Buscar marcos lo más unitarios posibles, que abarquen al mayor número de personas que puedan involucrarse. La asamblea es fundamental, es una vieja herramienta insustituible. Es lo más vivo que hay, pero si no toma decisiones no sirve para nada. El papel del sindicato tiene que ser apoyar, coordinar las luchas, pero no puede sustituir las decisiones de la asamblea y de los trabajadores. El sindicato está ahí para ser un sostén y una estructura que dé ayuda en los momentos de reflujo, que siempre llegan. Cuando las mareas bajan lo que queda es la organización.

¿Qué futuro tiene el sindicalismo en un mundo globalizado, donde el capital se mueve a su antojo?

Es verdad que el mundo lo dirigen unos pocos. El capital no entienden de fronteras, de nacionalidad, de credo diría yo. Solo busca lo que le valga para sus intereses. Frente a eso hay que organizarse, resistir, es la esencia del sindicalismo, y cuanto más duras son las condiciones de trabajo más necesario es defenderse, unirse. La respuesta debe ir desde lo local hasta lo global, pero las estructuras que hoy tenemos a nivel europeo como la Confederación Europea de Sindicatos, presidida en estos momentos por el secretario general de CCOO, no están cumpliendo con ese papel.

Un ejemplo de esa globalización económica es por ejemplo Gijón, que pasó de ser una ciudad industrial a una ciudad con una economía mucho más terciarizada.

En el antifranquismo y la Transición Gijón era una ciudad industrial muy viva, en lo político y en lo cultural también. Ahora eso lo echo de menos. Veo la ciudad envejecida y a la gente triste. Hemos ganado cosas, pero también hemos perdido otras.

¿Se ha vuelto conservadora?

No lo creo, todavía tiene nervio. Es una ciudad muy reivindicativa.

¿La gente se está acostumbrando a vivir mal en España?

Hasta ahora se ha tirado de las pocas reservas que podía tener una familia, de los padres, de los abuelos, de las pensiones, pero eso tiene un final. No es que las condiciones actuales la gente las trague, es que se las imponen, y tampoco hay una respuesta suficiente de las organizaciones sindicales y ciudadanas.

¿La Renta Básica?

Todos tenemos que vivir. No puede haber familias en las que no entre ningún ingreso. Las consultas de salud mental están llenas de gente con problemas que son realmente sociales.
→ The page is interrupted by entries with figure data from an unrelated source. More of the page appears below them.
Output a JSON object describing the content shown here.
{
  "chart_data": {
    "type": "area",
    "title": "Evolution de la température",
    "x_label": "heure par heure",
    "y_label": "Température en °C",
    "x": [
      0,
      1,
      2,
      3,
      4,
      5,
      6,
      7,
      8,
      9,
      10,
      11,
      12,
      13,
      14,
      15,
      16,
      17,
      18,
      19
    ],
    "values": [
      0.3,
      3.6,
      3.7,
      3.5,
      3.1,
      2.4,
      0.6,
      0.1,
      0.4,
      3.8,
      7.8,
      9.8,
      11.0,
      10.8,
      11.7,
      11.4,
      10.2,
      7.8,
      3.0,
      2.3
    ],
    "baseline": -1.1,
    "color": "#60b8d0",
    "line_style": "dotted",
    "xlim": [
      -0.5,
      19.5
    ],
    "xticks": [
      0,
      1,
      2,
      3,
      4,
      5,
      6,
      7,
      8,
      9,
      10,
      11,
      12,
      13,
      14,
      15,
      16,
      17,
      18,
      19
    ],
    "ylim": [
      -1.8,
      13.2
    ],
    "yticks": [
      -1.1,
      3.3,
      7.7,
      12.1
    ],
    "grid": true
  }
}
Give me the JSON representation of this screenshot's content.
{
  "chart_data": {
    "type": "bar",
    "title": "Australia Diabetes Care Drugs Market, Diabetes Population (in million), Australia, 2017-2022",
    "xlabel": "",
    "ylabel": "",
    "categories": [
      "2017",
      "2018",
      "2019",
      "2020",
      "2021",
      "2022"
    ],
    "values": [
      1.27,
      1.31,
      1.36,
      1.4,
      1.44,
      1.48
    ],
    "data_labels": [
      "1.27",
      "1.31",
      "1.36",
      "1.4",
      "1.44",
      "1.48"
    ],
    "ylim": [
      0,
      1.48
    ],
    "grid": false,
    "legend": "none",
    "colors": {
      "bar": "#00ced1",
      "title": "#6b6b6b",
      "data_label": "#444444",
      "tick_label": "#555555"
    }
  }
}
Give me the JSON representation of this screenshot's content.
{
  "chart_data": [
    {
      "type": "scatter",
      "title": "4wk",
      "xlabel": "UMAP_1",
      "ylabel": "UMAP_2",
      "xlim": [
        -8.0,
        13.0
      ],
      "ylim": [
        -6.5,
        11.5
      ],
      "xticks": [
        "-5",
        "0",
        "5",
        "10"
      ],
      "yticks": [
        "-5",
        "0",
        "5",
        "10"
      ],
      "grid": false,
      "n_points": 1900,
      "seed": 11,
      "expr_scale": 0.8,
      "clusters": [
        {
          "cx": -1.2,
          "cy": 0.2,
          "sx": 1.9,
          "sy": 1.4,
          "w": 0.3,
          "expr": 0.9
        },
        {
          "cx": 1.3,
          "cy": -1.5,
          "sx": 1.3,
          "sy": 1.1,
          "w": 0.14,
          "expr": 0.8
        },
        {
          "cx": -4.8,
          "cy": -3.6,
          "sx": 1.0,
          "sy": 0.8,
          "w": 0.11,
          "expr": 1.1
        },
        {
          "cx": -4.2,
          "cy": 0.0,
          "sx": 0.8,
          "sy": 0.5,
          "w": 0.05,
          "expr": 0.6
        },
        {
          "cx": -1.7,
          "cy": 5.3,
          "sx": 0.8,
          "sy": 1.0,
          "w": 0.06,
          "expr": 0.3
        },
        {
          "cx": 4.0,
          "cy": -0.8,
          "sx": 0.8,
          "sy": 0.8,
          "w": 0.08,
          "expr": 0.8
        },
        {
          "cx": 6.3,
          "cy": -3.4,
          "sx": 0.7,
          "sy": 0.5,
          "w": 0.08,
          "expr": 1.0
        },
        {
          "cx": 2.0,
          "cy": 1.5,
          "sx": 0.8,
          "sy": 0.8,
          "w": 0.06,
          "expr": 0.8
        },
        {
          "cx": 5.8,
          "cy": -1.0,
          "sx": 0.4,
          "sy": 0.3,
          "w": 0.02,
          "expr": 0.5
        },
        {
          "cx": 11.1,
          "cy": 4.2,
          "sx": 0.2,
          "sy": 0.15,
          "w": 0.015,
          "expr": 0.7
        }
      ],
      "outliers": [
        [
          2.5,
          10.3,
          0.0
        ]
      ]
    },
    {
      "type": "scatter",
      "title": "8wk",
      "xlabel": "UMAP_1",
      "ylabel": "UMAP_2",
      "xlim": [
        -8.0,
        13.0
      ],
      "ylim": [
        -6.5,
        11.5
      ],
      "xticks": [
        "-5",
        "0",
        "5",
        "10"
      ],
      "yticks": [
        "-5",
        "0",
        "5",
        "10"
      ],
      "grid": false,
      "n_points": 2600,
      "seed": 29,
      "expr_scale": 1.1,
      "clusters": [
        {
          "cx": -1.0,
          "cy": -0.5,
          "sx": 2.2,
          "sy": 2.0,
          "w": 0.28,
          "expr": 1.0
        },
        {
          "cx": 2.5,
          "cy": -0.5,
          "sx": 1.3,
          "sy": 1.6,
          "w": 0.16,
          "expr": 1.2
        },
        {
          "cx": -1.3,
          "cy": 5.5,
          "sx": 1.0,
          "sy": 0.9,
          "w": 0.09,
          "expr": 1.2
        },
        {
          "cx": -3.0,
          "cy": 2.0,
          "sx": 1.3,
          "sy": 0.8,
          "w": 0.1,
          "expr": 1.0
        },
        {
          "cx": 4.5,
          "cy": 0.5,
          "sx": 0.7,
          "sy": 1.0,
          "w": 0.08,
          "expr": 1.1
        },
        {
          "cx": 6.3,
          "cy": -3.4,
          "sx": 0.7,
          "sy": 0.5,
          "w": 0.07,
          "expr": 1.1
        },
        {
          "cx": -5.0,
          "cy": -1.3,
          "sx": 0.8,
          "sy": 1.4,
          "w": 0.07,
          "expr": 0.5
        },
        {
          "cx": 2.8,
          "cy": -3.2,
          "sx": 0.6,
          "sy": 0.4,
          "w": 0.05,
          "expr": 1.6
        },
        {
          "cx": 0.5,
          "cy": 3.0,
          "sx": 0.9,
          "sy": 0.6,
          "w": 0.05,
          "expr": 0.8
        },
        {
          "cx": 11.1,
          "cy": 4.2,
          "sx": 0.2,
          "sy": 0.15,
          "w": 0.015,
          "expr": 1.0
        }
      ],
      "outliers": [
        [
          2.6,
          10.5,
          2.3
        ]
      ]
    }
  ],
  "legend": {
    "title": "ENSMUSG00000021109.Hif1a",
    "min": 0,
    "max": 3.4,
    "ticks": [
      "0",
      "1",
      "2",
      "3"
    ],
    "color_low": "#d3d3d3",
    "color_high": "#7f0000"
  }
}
¿Ha pensado alguna vez retirarse del activismo?

La gente cree que las personas que estamos comprometidas no sabemos vivir de otra forma y es falso. Sabemos disfrutar de la vida. Yo podría vivir de puta madre sin estar metida en tantos fregaos. Me encanta leer, viajar, pintar, pero hay algo dentro que te impulsa a rebelarte contra la injusticia, y no creo en las soluciones individuales a los problemas colectivos. Es algo que una lleva en la sangre.